Querida,
eu juro que não era eu. Que coisa ridícula! Se você estivesse aqui
- Alô? Alô? - olha, se você estivesse aqui ia ver a minha cara,
inocente como o Diabo. O quê?
Mas
como, ironia? “Como o Diabo” é força de expressão, que diabo.
Você acha que eu ia brincar numa hora desta? Alô! Eu juro, pelo que
há de mais sagrado, pelo túmulo de minha mãe, pela nossa conta no
banco, pela cabeça dos nossos filhos que não era eu naquela foto de
carnaval no Cascalho que saiu na Folha da Manhã. O quê? Alô! Alô!
Como
é que eu sei qual é a foto? Mas você não acaba de dizer... Ah,
você não chegou a dizer... ah, você não chegou a dizer qual era o
jornal.
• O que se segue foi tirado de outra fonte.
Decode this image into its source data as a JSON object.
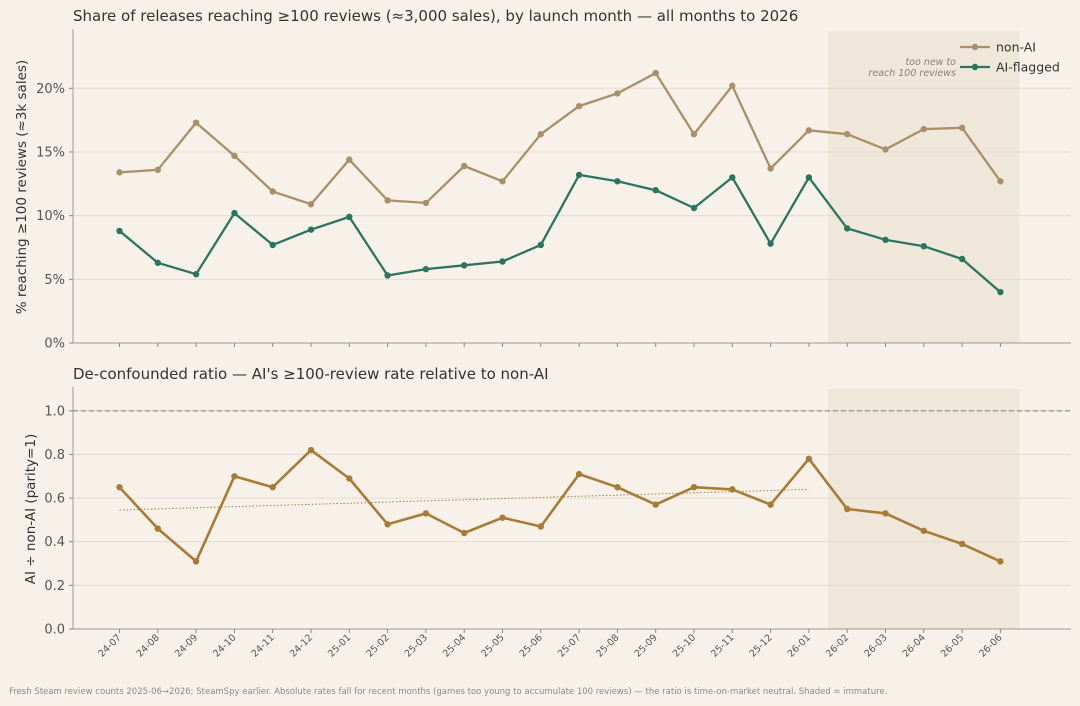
{
  "chart_data": [
    {
      "type": "line",
      "title": "Share of releases reaching ≥100 reviews (≈3,000 sales), by launch month — all months to 2026",
      "ylabel": "% reaching ≥100 reviews (≈3k sales)",
      "xlabel": "",
      "ylim": [
        0,
        24.5
      ],
      "yticks": [
        "0%",
        "5%",
        "10%",
        "15%",
        "20%"
      ],
      "ytick_values": [
        0,
        5,
        10,
        15,
        20
      ],
      "categories": [
        "24-07",
        "24-08",
        "24-09",
        "24-10",
        "24-11",
        "24-12",
        "25-01",
        "25-02",
        "25-03",
        "25-04",
        "25-05",
        "25-06",
        "25-07",
        "25-08",
        "25-09",
        "25-10",
        "25-11",
        "25-12",
        "26-01",
        "26-02",
        "26-03",
        "26-04",
        "26-05",
        "26-06"
      ],
      "series": [
        {
          "name": "non-AI",
          "color": "#a89068",
          "values": [
            13.4,
            13.6,
            17.3,
            14.7,
            11.9,
            10.9,
            14.4,
            11.2,
            11.0,
            13.9,
            12.7,
            16.4,
            18.6,
            19.6,
            21.2,
            16.4,
            20.2,
            13.7,
            16.7,
            16.4,
            15.2,
            16.8,
            16.9,
            12.7
          ]
        },
        {
          "name": "AI-flagged",
          "color": "#2a7560",
          "values": [
            8.8,
            6.3,
            5.4,
            10.2,
            7.7,
            8.9,
            9.9,
            5.3,
            5.8,
            6.1,
            6.4,
            7.7,
            13.2,
            12.7,
            12.0,
            10.6,
            13.0,
            7.8,
            13.0,
            9.0,
            8.1,
            7.6,
            6.6,
            4.0
          ]
        }
      ],
      "shaded_region": {
        "from": "26-02",
        "to": "26-06",
        "color": "#ede5d8"
      },
      "annotation": [
        "too new to",
        "reach 100 reviews"
      ],
      "legend": "top-right",
      "grid": "horizontal"
    },
    {
      "type": "line",
      "title": "De-confounded ratio — AI's ≥100-review rate relative to non-AI",
      "ylabel": "AI ÷ non-AI (parity=1)",
      "xlabel": "",
      "ylim": [
        0,
        1.1
      ],
      "yticks": [
        "0.0",
        "0.2",
        "0.4",
        "0.6",
        "0.8",
        "1.0"
      ],
      "ytick_values": [
        0,
        0.2,
        0.4,
        0.6,
        0.8,
        1.0
      ],
      "categories": [
        "24-07",
        "24-08",
        "24-09",
        "24-10",
        "24-11",
        "24-12",
        "25-01",
        "25-02",
        "25-03",
        "25-04",
        "25-05",
        "25-06",
        "25-07",
        "25-08",
        "25-09",
        "25-10",
        "25-11",
        "25-12",
        "26-01",
        "26-02",
        "26-03",
        "26-04",
        "26-05",
        "26-06"
      ],
      "series": [
        {
          "color": "#a87c35",
          "values": [
            0.65,
            0.46,
            0.31,
            0.7,
            0.65,
            0.82,
            0.69,
            0.48,
            0.53,
            0.44,
            0.51,
            0.47,
            0.71,
            0.65,
            0.57,
            0.65,
            0.64,
            0.57,
            0.78,
            0.55,
            0.53,
            0.45,
            0.39,
            0.31
          ]
        }
      ],
      "trend": {
        "from": "24-07",
        "to": "26-01",
        "y_start": 0.545,
        "y_end": 0.64,
        "style": "dotted",
        "color": "#a87c35"
      },
      "reference_line": {
        "y": 1.0,
        "style": "dashed",
        "color": "#888888"
      },
      "shaded_region": {
        "from": "26-02",
        "to": "26-06",
        "color": "#ede5d8"
      },
      "grid": "horizontal"
    }
  ],
  "footer": "Fresh Steam review counts 2025-06→2026; SteamSpy earlier. Absolute rates fall for recent months (games too young to accumulate 100 reviews) — the ratio is time-on-market neutral. Shaded = immature."
}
Bom, bem. Você não vai acreditar mas acontece que eu também
vi a foto. Não desliga! Eu também vi a foto e tive a mesma reação.
Que sujeito parecido comigo, pensei. Podia ser gêmeo. Agora,
querida, nunca, em nenhum momento, está ouvindo? Em nenhum momento
me passou pela cabeça a ideia de que você fosse pensar - querida,
eu estou até começando a achar graça -, que você fosse pensar que
aquele era eu. Por amor de Deus. Pra começo de conversa você pode
me imaginar de pareô vermelho e colar havaiano, pulando no Cascalho
com uma bandida em cada braço? Não, faça-me o favor. E a cara das
bandidas! Francamente, já que você não confia na minha fidelidade,
que confiasse no meu bom gosto, poxa! O quê?
Querida,
eu não disse “pareô vermelho”. Tenho a mais absoluta, a mais
tranquila, a mais inabalável certeza que eu disse apenas “pareô”.
Como é que eu podia saber que era vermelho se a fotografia não era
em cores, certo? Alô? Alô? Não desliga! Não... Olha, se você
desligar está tudo acabado. Tudo acabado. Você não precisa nem
voltar da praia.
Fica
aí com as crianças e funda uma colônia de pescadores. Não, estou
falando sério. Perdi a paciência. Afinal, se você não confia em
mim não adianta nada a gente continuar.
Um
casamento deve se... se... como é mesmo a palavra?... se alicerçar
na confiança mútua. O casamento é como um número de trapézio, um
precisa confiar no outro até de olhos fechados. É isso mesmo. E
sabe de outra coisa? Eu não precisava ficar na cidade durante o
carnaval. Foi tudo mentira. Eu não tinha trabalho acumulado no
escritório coisíssima nenhuma. Eu fiquei sabe para quê? Para
testar você. Ficar na cidade foi como dar um salto mortal, sem rede,
só para saber se você me pegaria no ar. Um teste do nosso amor. E
você falhou. Você me decepcionou. Não vou nem gritar por socorro.
Não, não me interrompa. Desculpas não adiantam mais. O próximo
som que você ouvir será do meu corpo se estatelando, com o baque
surdo da desilusão, no duro chão da realidade. Alô? Eu disse que o
próximo som... que... O quê? Você não estava ouvindo nada? Qual
foi a última coisa que você ouviu, coração? Pois sim, eu não
falei – tenho certeza absoluta que não falei - em "pareô
vermelho". Sei lá que cor era o pareô daquele cretino na foto.
Você precisa acreditar em mim, querida. O casamento é como um
número de... Sim. Não. Claro. Como?
Não.
Certo. Quando você voltar pode perguntar para o... Você quer que eu
jure? De novo? Pois eu juro. Passei sábado, domingo, segunda e terça
no escritório. Não vi carnaval nem pela janela. Só vim em casa
tomar um banho e comer um sanduíche e vou logo voltar para lá.
Como? Você telefonou para o escritório. Meu bem, é claro que a
telefonista não estava trabalhando, não é, bem. Ha, ha, você é
demais. Olha, querida? Alô? Sábado eu estou aí. beijo nas
crianças. Socorro. Eu disse, um beijo.